69 tradizionale che ha retto la professione negli ultimi cinquant’anni.

Nonostante tutte le problematiche che ha portato la crisi e le incertezze sul futuro professionale le opportunità, anche se nascoste non mancano. Il quadro post crisi, ha lentamente demolito il mito della grande impresa, legata al distretto industriale e alla produzione in larga scala, riportando al centro della scena economica le PMI, reinserite in filiere produttive diventate ormai globali e che con la loro gestione unitaria o familiare rappresentano il motore dell’economia italiana ma anche i primi clienti del commercialista in quanto rappresenta la figura più vicina e accessibile a cui potersi rivolgere. Ciò che rispetto al passato cambia è sicuramente l’incertezza sia sul piano operativo sia sul piano strategico che si trovano ad affrontare, ma che allo stesso tempo fa sorgere la necessità di una consulenza aziendale specifica e di avere un consigliere di fiducia al suo fianco che riporta a galla quel rapporto fiduciario tra imprenditore e professionista che c’era in passato.
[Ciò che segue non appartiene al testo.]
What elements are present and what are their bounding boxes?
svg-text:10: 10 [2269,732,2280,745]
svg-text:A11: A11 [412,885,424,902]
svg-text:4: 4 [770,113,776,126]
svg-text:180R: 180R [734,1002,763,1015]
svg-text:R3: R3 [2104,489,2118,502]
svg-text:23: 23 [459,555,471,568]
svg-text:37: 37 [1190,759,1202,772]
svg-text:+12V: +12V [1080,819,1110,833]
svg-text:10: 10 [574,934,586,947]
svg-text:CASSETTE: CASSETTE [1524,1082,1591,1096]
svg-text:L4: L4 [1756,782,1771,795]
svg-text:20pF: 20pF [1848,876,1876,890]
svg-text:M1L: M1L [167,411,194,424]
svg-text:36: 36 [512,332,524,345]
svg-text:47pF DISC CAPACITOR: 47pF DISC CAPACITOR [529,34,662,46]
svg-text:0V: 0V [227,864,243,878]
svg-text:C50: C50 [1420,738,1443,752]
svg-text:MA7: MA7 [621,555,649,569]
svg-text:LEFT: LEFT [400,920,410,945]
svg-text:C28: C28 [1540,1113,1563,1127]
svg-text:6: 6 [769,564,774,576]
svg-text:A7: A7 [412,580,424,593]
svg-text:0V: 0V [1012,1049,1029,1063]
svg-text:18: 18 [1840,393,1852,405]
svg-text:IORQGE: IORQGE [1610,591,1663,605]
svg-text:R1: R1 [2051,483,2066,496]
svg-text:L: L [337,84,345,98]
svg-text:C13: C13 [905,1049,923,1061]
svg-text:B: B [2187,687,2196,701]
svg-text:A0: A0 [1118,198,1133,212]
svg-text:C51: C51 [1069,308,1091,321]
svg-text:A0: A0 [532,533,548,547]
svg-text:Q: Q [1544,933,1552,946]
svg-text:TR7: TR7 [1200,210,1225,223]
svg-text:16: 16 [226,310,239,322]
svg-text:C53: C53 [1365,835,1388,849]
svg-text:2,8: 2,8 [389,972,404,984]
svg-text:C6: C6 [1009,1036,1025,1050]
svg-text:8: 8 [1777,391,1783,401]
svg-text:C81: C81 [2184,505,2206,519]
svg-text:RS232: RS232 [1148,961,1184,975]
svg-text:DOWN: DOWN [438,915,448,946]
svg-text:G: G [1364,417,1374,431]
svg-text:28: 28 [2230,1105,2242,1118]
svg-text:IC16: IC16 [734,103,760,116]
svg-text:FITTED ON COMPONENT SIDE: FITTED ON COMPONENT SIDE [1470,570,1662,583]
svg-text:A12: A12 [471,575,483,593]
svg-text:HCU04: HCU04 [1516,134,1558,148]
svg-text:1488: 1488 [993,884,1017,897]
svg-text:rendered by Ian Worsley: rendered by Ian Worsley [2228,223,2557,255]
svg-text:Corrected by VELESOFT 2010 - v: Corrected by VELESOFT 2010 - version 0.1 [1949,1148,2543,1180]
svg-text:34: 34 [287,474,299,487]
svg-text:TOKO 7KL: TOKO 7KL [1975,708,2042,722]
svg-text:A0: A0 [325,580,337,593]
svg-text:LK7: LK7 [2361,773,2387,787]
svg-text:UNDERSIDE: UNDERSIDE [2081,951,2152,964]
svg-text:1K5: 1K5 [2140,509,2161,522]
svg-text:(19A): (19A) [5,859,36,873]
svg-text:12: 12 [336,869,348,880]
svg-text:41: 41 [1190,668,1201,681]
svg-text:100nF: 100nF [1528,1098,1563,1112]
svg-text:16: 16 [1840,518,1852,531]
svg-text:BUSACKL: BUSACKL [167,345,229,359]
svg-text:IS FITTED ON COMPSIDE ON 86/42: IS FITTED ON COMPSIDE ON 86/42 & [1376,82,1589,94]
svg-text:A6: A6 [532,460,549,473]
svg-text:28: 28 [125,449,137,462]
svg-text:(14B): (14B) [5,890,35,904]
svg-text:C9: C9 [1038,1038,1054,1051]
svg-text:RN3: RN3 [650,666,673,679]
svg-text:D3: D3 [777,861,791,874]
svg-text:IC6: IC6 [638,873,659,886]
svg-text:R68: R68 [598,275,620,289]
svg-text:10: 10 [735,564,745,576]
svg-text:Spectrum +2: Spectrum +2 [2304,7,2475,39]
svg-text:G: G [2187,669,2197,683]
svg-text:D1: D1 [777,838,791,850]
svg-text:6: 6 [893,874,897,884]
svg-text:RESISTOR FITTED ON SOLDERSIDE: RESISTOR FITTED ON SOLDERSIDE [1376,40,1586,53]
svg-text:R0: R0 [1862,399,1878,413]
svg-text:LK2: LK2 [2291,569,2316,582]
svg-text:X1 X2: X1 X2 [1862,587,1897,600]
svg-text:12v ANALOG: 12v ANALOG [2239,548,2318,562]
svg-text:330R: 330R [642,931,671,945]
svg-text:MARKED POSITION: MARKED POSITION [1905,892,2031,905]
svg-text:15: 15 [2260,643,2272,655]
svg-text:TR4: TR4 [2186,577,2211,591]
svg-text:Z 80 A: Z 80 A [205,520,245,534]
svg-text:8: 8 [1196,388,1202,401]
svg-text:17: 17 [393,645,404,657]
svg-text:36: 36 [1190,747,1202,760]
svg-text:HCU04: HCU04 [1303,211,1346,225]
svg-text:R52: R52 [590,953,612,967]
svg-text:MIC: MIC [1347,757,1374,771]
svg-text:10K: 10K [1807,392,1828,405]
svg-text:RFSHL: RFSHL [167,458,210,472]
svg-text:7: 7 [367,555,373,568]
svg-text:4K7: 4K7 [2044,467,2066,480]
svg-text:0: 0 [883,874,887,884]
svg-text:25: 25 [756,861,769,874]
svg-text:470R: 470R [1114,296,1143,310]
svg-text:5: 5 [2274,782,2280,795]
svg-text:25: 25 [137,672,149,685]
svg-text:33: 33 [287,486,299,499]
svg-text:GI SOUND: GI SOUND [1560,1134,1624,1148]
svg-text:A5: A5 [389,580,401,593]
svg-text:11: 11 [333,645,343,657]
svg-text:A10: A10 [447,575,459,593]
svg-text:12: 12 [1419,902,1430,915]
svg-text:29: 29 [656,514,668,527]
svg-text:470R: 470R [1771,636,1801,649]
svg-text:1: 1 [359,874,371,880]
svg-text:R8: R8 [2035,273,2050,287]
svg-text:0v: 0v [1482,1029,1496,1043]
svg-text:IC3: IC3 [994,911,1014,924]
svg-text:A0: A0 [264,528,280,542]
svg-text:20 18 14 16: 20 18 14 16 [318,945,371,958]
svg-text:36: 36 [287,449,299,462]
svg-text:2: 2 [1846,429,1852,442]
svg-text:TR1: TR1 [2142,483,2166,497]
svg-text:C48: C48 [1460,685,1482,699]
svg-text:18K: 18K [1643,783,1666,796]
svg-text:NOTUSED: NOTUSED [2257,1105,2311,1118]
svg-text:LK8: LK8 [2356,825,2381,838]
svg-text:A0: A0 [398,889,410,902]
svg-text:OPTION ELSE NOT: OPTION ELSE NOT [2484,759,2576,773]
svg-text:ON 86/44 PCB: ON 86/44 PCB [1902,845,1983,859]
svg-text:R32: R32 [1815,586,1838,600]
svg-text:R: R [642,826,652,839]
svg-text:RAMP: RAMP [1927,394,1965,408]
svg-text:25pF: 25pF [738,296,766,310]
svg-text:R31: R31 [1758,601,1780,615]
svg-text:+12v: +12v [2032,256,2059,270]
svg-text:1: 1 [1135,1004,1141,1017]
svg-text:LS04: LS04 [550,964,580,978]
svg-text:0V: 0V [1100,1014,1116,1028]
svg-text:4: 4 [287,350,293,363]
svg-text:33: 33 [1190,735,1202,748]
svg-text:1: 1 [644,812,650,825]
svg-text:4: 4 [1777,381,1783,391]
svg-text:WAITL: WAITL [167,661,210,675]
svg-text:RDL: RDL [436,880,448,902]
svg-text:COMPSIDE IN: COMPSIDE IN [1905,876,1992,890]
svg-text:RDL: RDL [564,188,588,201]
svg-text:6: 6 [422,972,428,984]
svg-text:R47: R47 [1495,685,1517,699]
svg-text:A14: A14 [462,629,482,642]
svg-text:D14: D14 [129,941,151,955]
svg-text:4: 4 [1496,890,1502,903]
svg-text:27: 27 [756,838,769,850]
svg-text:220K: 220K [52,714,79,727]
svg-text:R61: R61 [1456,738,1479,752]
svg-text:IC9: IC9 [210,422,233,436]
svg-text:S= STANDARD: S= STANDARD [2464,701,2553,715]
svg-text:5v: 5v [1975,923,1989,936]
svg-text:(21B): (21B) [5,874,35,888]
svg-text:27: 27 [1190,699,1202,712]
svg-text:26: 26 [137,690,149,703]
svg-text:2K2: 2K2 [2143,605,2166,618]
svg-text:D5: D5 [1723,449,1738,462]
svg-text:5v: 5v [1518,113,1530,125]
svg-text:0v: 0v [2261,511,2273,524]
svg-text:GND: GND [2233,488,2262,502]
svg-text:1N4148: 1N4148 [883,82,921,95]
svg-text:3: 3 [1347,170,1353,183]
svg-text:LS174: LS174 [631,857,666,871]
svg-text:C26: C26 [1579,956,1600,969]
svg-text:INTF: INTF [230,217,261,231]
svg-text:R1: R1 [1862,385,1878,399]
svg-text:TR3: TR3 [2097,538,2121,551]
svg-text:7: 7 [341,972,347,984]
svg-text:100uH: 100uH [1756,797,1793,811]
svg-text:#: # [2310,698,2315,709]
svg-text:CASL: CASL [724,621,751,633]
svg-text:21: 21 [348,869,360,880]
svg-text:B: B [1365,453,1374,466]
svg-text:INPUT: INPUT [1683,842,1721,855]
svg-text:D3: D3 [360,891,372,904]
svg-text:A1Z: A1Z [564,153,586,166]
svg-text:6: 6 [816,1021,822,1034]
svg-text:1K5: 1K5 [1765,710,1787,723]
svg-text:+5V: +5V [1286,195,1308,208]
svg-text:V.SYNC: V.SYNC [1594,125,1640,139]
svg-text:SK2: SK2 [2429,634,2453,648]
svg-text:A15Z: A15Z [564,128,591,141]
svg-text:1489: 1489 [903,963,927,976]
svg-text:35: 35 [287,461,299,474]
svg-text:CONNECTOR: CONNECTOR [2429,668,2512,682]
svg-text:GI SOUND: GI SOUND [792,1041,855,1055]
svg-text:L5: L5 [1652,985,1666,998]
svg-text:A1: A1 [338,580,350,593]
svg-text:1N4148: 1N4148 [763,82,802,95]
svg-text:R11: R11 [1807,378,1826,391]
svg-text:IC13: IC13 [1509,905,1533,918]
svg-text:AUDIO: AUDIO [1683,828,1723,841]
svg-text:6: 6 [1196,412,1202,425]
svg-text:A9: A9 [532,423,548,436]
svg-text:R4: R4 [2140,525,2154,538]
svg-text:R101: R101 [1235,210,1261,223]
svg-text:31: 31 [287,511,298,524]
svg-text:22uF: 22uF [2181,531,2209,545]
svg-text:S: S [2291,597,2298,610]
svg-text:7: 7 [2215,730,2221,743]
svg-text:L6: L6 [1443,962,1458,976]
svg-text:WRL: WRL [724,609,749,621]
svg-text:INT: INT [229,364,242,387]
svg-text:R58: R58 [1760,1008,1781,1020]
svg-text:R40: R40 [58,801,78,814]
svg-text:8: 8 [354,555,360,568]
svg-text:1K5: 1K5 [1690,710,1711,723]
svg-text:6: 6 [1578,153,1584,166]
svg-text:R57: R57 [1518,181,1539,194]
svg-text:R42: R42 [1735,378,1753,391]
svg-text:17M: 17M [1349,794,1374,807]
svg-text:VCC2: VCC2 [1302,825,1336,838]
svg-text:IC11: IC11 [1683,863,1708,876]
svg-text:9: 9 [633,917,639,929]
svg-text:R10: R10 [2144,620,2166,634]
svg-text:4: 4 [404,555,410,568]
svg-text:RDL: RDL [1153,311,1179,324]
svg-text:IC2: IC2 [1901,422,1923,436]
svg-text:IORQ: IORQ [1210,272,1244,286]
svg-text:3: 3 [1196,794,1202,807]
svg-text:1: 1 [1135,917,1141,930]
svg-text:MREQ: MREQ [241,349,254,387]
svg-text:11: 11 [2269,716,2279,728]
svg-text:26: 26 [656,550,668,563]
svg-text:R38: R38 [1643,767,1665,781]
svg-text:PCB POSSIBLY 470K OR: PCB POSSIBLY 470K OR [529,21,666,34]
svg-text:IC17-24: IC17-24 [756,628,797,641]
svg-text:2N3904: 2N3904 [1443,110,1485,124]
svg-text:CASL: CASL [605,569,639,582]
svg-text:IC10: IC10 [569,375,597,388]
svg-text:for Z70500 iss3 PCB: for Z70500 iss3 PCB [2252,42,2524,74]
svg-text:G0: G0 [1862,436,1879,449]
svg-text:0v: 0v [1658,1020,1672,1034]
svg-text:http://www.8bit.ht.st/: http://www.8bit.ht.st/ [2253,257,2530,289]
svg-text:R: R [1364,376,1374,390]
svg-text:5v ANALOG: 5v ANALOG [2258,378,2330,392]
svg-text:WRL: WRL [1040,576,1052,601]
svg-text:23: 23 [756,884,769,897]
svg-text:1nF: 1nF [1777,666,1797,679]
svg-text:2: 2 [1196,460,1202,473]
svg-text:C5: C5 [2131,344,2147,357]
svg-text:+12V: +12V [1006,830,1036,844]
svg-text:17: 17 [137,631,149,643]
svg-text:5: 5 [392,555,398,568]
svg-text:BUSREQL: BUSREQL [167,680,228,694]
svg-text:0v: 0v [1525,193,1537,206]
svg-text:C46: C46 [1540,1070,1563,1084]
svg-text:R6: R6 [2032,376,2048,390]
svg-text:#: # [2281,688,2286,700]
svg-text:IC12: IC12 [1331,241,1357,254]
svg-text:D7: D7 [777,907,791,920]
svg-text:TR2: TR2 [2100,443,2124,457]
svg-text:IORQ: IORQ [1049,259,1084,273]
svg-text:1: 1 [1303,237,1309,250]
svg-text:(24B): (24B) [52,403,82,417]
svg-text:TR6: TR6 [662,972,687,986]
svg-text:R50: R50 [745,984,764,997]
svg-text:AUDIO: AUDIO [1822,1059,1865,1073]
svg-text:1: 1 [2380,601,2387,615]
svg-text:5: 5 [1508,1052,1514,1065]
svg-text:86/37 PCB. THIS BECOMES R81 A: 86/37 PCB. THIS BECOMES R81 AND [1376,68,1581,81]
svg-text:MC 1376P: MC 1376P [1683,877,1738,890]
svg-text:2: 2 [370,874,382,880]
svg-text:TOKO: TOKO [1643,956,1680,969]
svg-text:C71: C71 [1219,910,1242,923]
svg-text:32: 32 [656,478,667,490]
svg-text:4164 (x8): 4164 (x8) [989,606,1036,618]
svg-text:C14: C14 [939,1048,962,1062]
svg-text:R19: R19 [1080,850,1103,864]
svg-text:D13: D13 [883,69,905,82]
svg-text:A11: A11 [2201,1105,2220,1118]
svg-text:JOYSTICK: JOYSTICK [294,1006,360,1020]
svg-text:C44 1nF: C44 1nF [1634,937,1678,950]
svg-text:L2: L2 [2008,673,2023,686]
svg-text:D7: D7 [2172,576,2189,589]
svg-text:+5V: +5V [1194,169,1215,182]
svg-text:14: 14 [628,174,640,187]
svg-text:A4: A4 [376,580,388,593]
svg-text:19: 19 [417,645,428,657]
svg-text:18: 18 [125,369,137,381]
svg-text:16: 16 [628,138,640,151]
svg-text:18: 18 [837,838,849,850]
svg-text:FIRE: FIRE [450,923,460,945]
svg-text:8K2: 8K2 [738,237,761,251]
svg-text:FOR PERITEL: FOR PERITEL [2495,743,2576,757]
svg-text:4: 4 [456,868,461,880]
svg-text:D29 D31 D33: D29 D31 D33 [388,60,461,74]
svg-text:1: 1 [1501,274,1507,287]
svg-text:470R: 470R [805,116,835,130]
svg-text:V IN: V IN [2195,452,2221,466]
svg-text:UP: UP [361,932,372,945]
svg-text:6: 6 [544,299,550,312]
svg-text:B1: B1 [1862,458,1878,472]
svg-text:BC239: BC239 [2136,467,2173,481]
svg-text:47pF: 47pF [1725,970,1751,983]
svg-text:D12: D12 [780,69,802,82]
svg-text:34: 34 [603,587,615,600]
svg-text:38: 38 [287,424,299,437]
Si va così delineando, accanto al commercialista fiscalista quella del commercialista aziendalista, una figura in grado di affiancare l’imprenditore anche nelle funzioni più manageriali come la gestione strategica e operativa dell’ azienda.

Se questa sia la naturale evoluzione della categoria o solo un’importante area di specializzazione che si va delineando non è ancora chiaro, non vogliamo dimenticare infatti, che una grossa fetta di professionisti sta percorrendo un altro versante evolutivo della professione: ovvero il ruolo di professionista sussidiario della Pubblica amministrazione. Un’area di forte valenza specialistica che sicuramente non va a coinvolgere l’intera categoria ma che esalta le competenze dell’area giuridica, che rappresentano, insieme a quelle economico-aziendale e a quelle fiscale, le principale aree di competenza del dottore commercialista.